Monday, January 27, 2014

MN Trip

Matt took me to his hometown of Litchfield, MN this weekend. I met his parents. Celebrated his brother's 40th birthday. Saw the homes in which he grew up and his old stomping grounds. It's a sweet, peaceful little place at the foothills of the northwoods. I adored all of it--his family, the town, the time. And no stop in that area would be complete without checking out the world's largest ball of twine...
 Check out all of that snow!
 With the lovely Miss Ella Knott.


The drive home was white knuckle, windy, and blurred. But we got out just in time and missed the worst of it. Plus, this was my view.

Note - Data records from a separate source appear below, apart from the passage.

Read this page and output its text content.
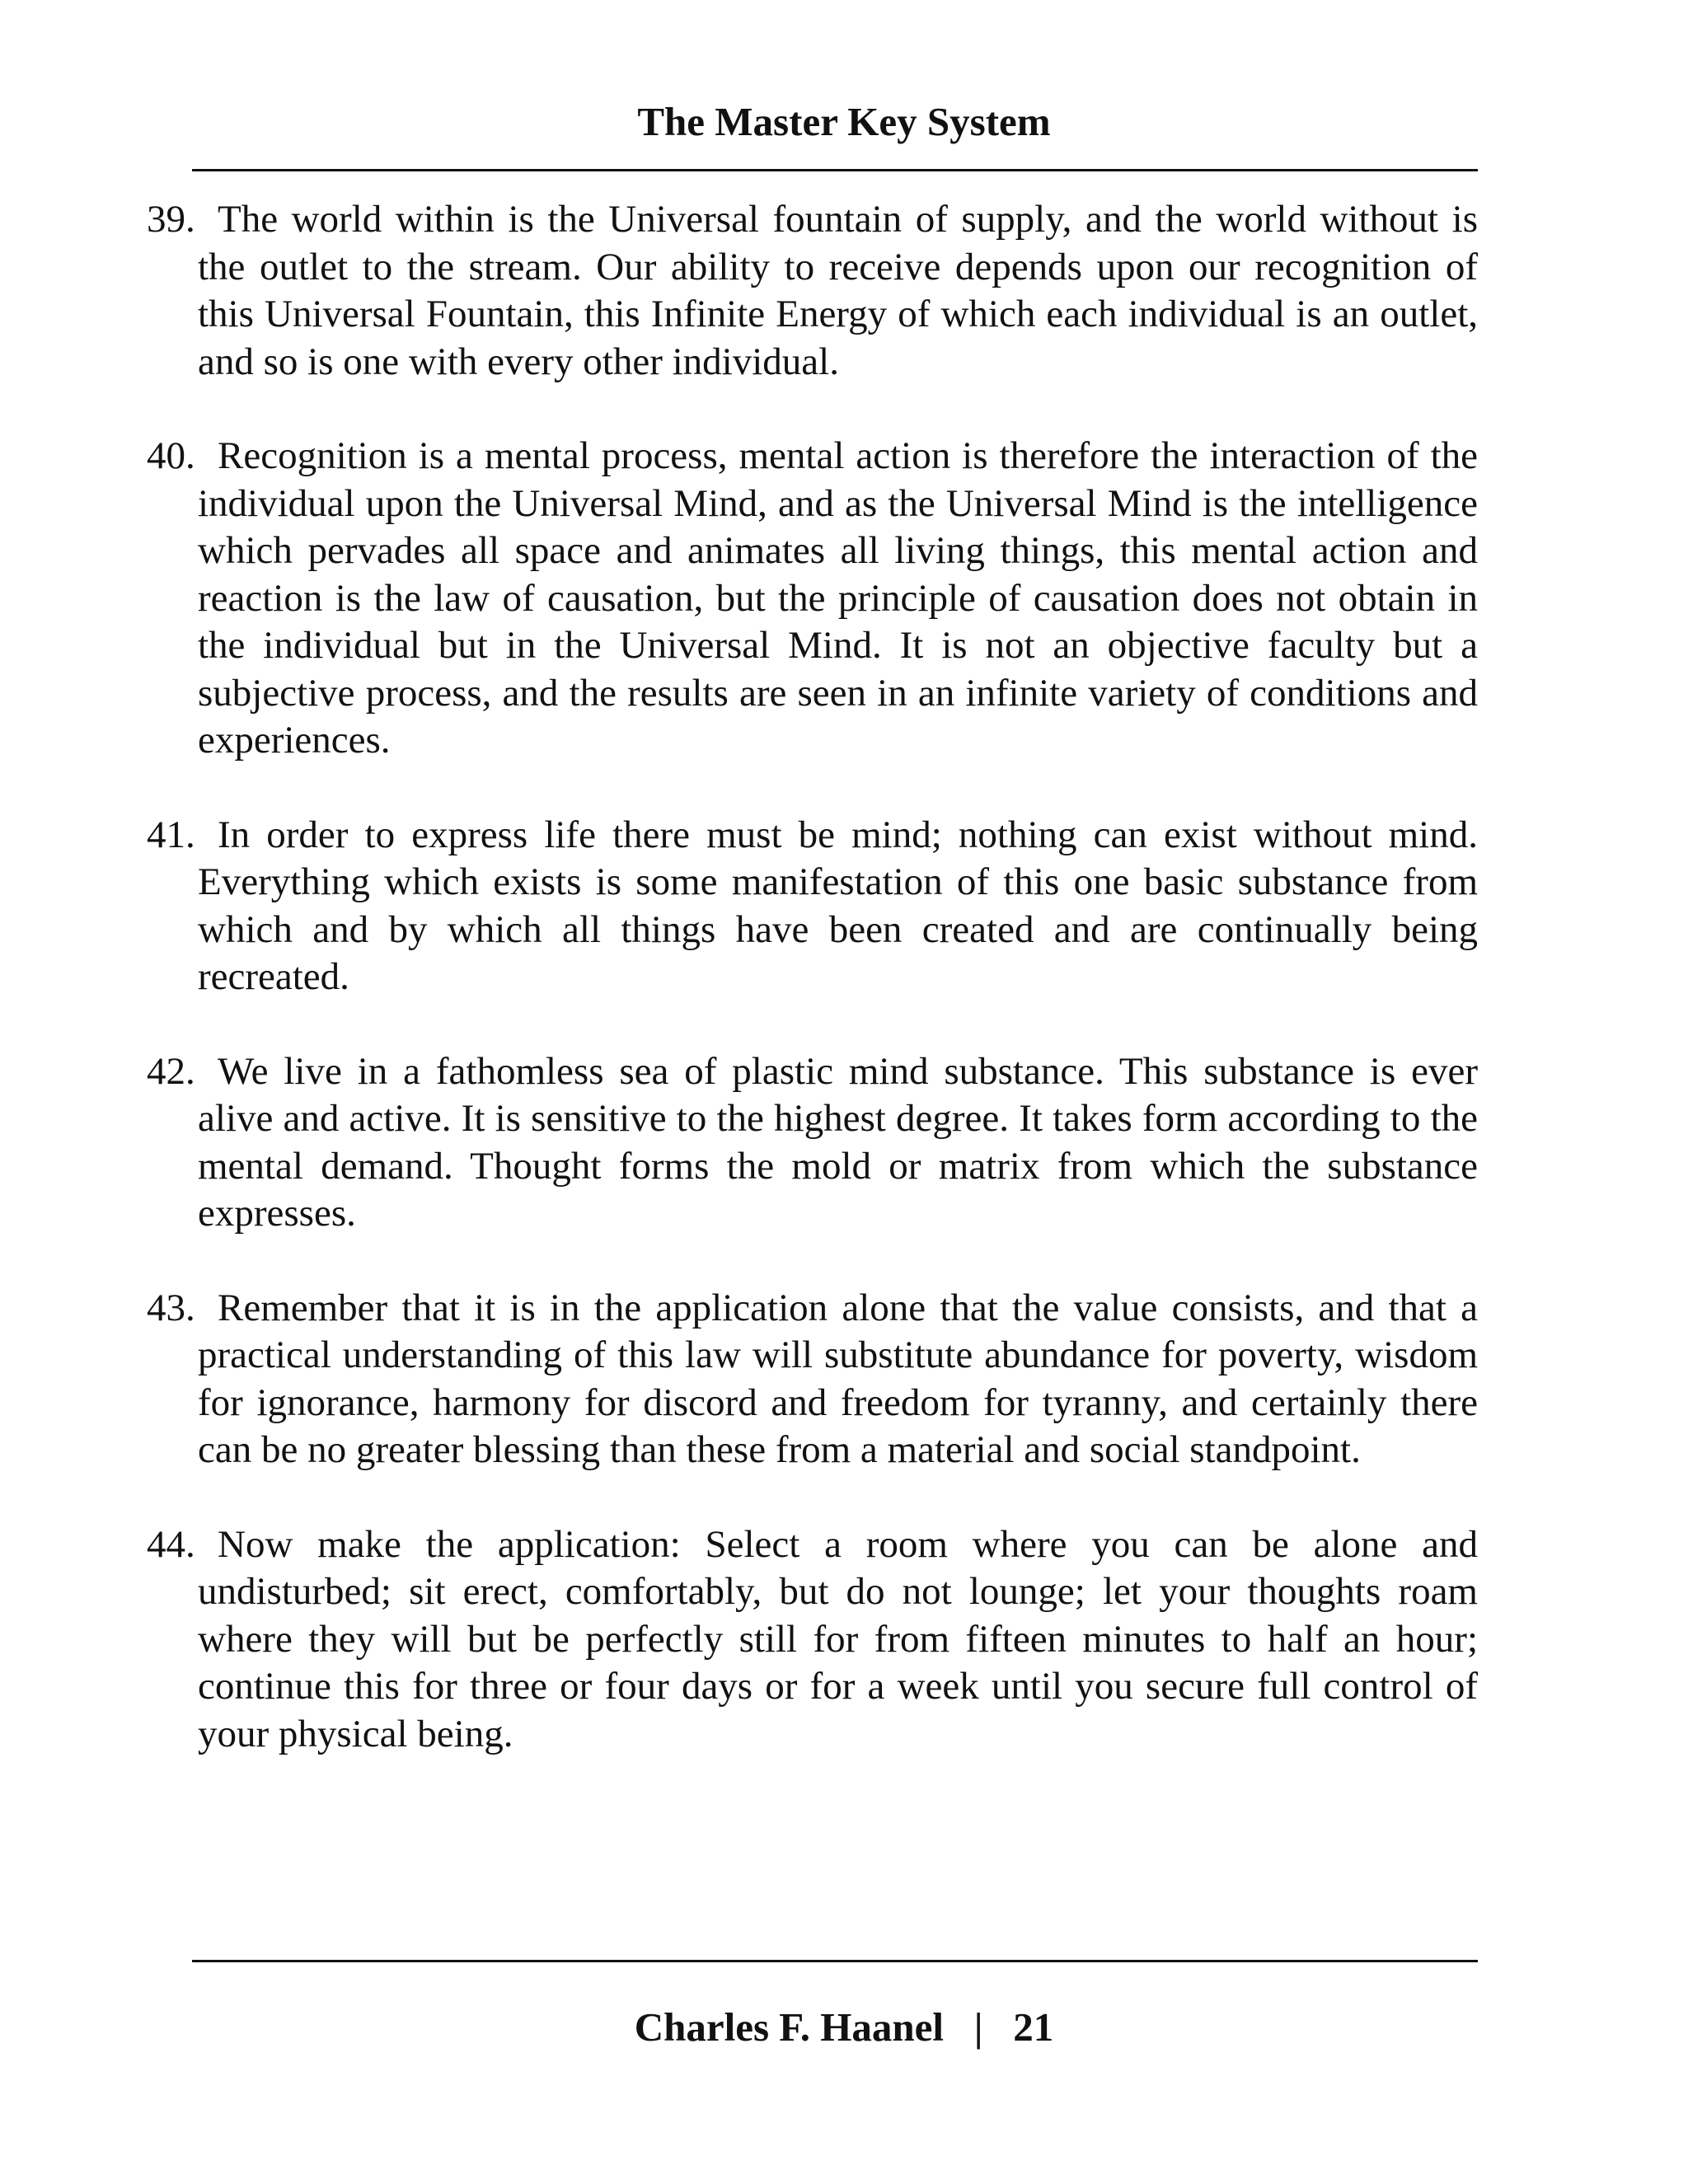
The Master Key System
39. The world within is the Universal fountain of supply, and the world without is the outlet to the stream. Our ability to receive depends upon our recognition of this Universal Fountain, this Infinite Energy of which each individual is an outlet, and so is one with every other individual.
40. Recognition is a mental process, mental action is therefore the interaction of the individual upon the Universal Mind, and as the Universal Mind is the intelligence which pervades all space and animates all living things, this mental action and reaction is the law of causation, but the principle of causation does not obtain in the individual but in the Universal Mind. It is not an objective faculty but a subjective process, and the results are seen in an infinite variety of conditions and experiences.
41. In order to express life there must be mind; nothing can exist without mind. Everything which exists is some manifestation of this one basic substance from which and by which all things have been created and are continually being recreated.
42. We live in a fathomless sea of plastic mind substance. This substance is ever alive and active. It is sensitive to the highest degree. It takes form according to the mental demand. Thought forms the mold or matrix from which the substance expresses.
43. Remember that it is in the application alone that the value consists, and that a practical understanding of this law will substitute abundance for poverty, wisdom for ignorance, harmony for discord and freedom for tyranny, and certainly there can be no greater blessing than these from a material and social standpoint.
44. Now make the application: Select a room where you can be alone and undisturbed; sit erect, comfortably, but do not lounge; let your thoughts roam where they will but be perfectly still for from fifteen minutes to half an hour; continue this for three or four days or for a week until you secure full control of your physical being.
Charles F. Haanel | 21
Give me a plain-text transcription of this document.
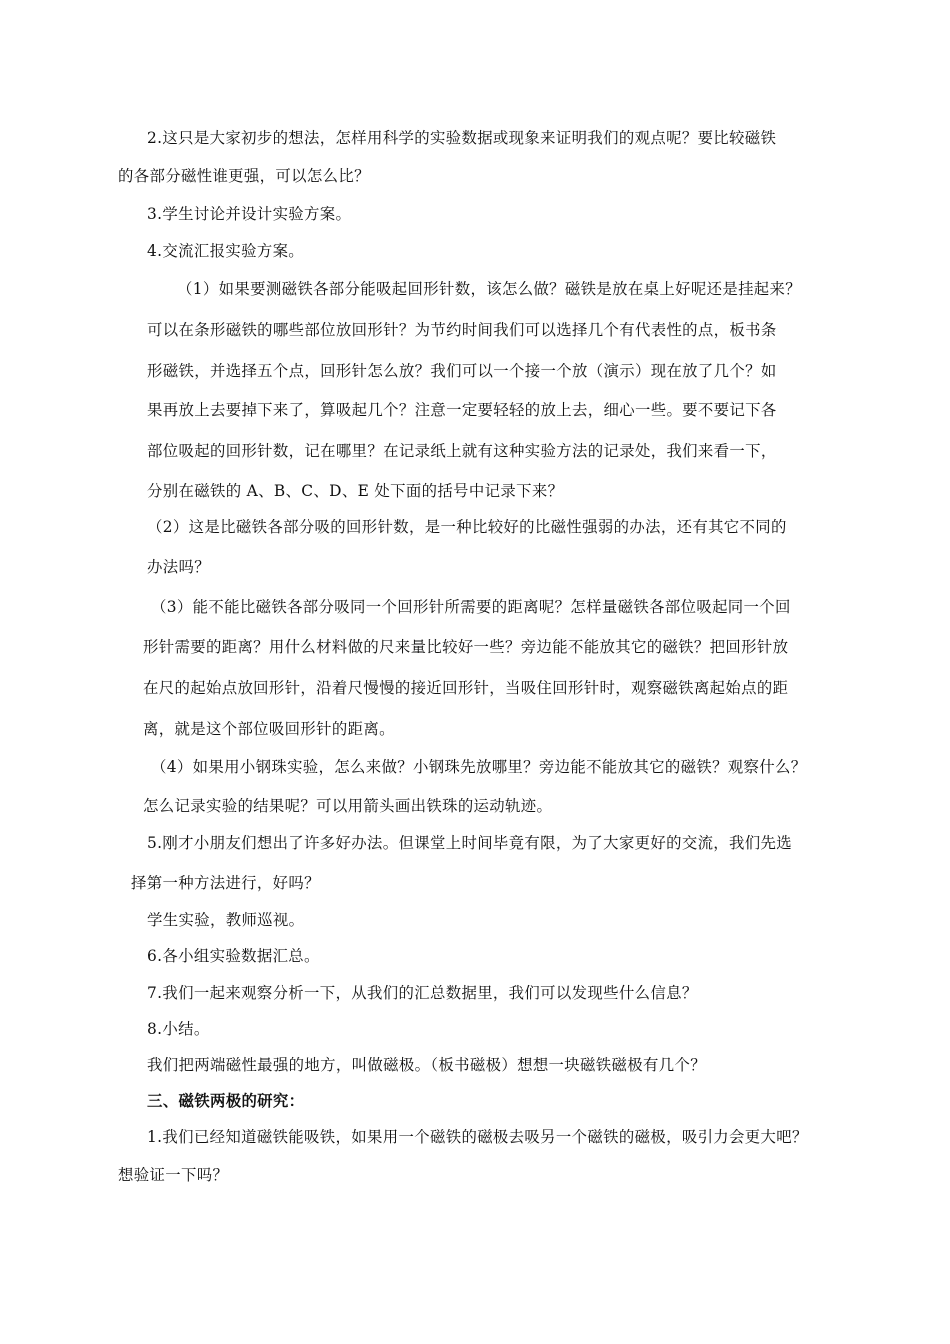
2.这只是大家初步的想法，怎样用科学的实验数据或现象来证明我们的观点呢？要比较磁铁
的各部分磁性谁更强，可以怎么比？
3.学生讨论并设计实验方案。
4.交流汇报实验方案。
（1）如果要测磁铁各部分能吸起回形针数，该怎么做？磁铁是放在桌上好呢还是挂起来？
可以在条形磁铁的哪些部位放回形针？为节约时间我们可以选择几个有代表性的点，板书条
形磁铁，并选择五个点，回形针怎么放？我们可以一个接一个放（演示）现在放了几个？如
果再放上去要掉下来了，算吸起几个？注意一定要轻轻的放上去，细心一些。要不要记下各
部位吸起的回形针数，记在哪里？在记录纸上就有这种实验方法的记录处，我们来看一下，
分别在磁铁的 A、B、C、D、E 处下面的括号中记录下来？
（2）这是比磁铁各部分吸的回形针数，是一种比较好的比磁性强弱的办法，还有其它不同的
办法吗？
（3）能不能比磁铁各部分吸同一个回形针所需要的距离呢？怎样量磁铁各部位吸起同一个回
形针需要的距离？用什么材料做的尺来量比较好一些？旁边能不能放其它的磁铁？把回形针放
在尺的起始点放回形针，沿着尺慢慢的接近回形针，当吸住回形针时，观察磁铁离起始点的距
离，就是这个部位吸回形针的距离。
（4）如果用小钢珠实验，怎么来做？小钢珠先放哪里？旁边能不能放其它的磁铁？观察什么？
怎么记录实验的结果呢？可以用箭头画出铁珠的运动轨迹。
5.刚才小朋友们想出了许多好办法。但课堂上时间毕竟有限，为了大家更好的交流，我们先选
择第一种方法进行，好吗？
学生实验，教师巡视。
6.各小组实验数据汇总。
7.我们一起来观察分析一下，从我们的汇总数据里，我们可以发现些什么信息？
8.小结。
我们把两端磁性最强的地方，叫做磁极。（板书磁极）想想一块磁铁磁极有几个？
三、磁铁两极的研究：
1.我们已经知道磁铁能吸铁，如果用一个磁铁的磁极去吸另一个磁铁的磁极，吸引力会更大吧？
想验证一下吗？
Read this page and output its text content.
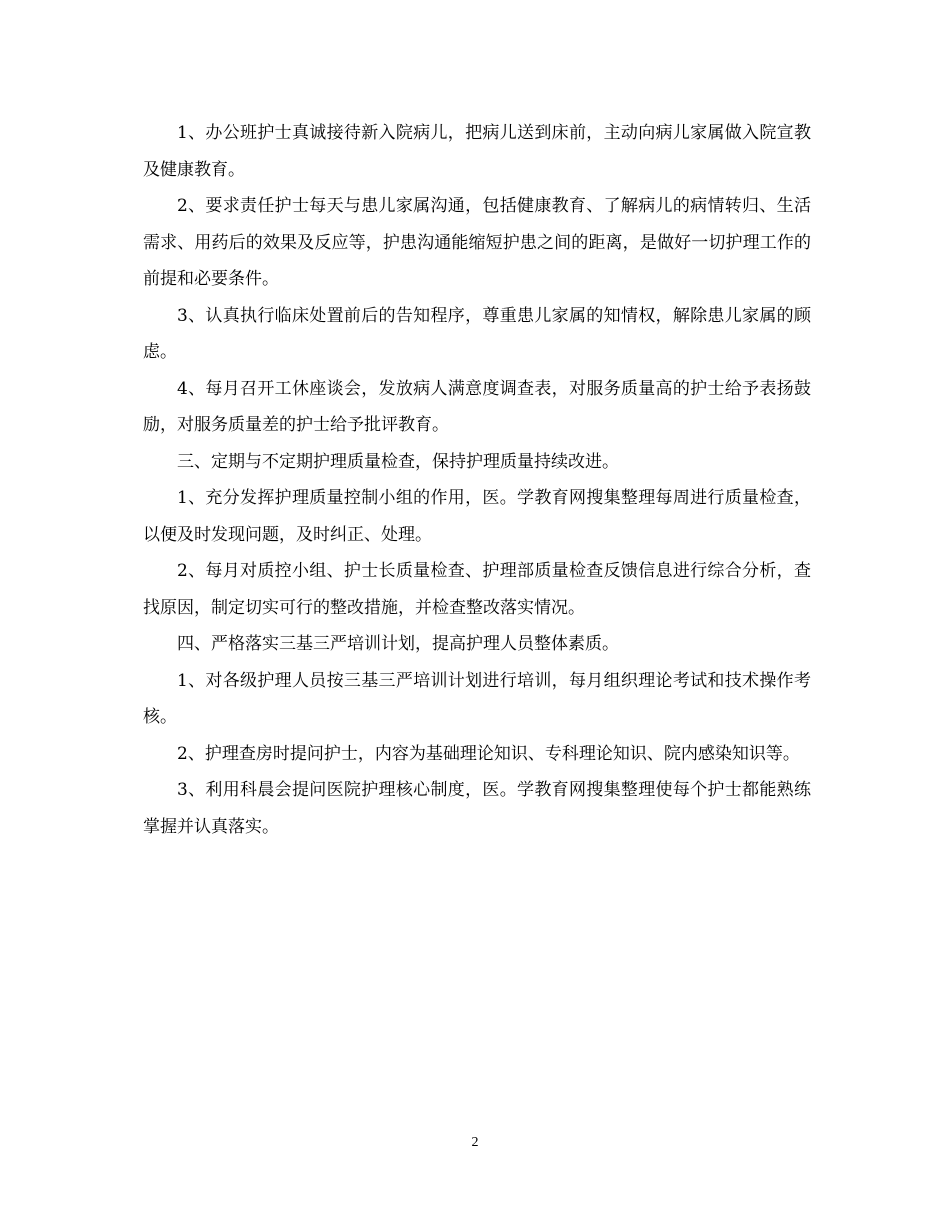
1、办公班护士真诚接待新入院病儿，把病儿送到床前，主动向病儿家属做入院宣教及健康教育。

2、要求责任护士每天与患儿家属沟通，包括健康教育、了解病儿的病情转归、生活需求、用药后的效果及反应等，护患沟通能缩短护患之间的距离，是做好一切护理工作的前提和必要条件。

3、认真执行临床处置前后的告知程序，尊重患儿家属的知情权，解除患儿家属的顾虑。

4、每月召开工休座谈会，发放病人满意度调查表，对服务质量高的护士给予表扬鼓励，对服务质量差的护士给予批评教育。

三、定期与不定期护理质量检查，保持护理质量持续改进。

1、充分发挥护理质量控制小组的作用，医。学教育网搜集整理每周进行质量检查，以便及时发现问题，及时纠正、处理。

2、每月对质控小组、护士长质量检查、护理部质量检查反馈信息进行综合分析，查找原因，制定切实可行的整改措施，并检查整改落实情况。

四、严格落实三基三严培训计划，提高护理人员整体素质。

1、对各级护理人员按三基三严培训计划进行培训，每月组织理论考试和技术操作考核。

2、护理查房时提问护士，内容为基础理论知识、专科理论知识、院内感染知识等。

3、利用科晨会提问医院护理核心制度，医。学教育网搜集整理使每个护士都能熟练掌握并认真落实。

2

While unwinding from the trip last night I picked up the Tao Teh Ching and highlighted these lines:
"Is it not because he is selfless that his Self is realized?"
"When you are lacking in faith, others will be unfaithful to you."
"The world is a sacred vessel, which must not be tampered with or grabbed after. To tamper with it is to spoil it, and to grasp it is to lose it. In fact, for all things there is a time for going ahead, and a time for following behind ... A time to be up and a time to be down."
"How do I know the ways of all things at the Beginning? By what is within me."
And my favorite from my reading: "Thirty spokes converge upon a single hub; it is on the hole in the center that the use of the cart hinges. We make a vessel from a lump of clay; it is the empty space within the vessel that makes it useful. We make doors and windows for a room; but it is these empty spaces that make the room livable. Thus, while the tangible has advantages, it is the intangible that makes it useful." This passage struck me, having just come back from seeing Matt's hometown--all those solid, tangible things that made up his childhood history. There was a beauty to them because they were part of his history. And as for matters of the heart--all those intangible feelings that are rooted there and that define and birth our words and actions--it is the love in our heart that makes the world around us meaningful.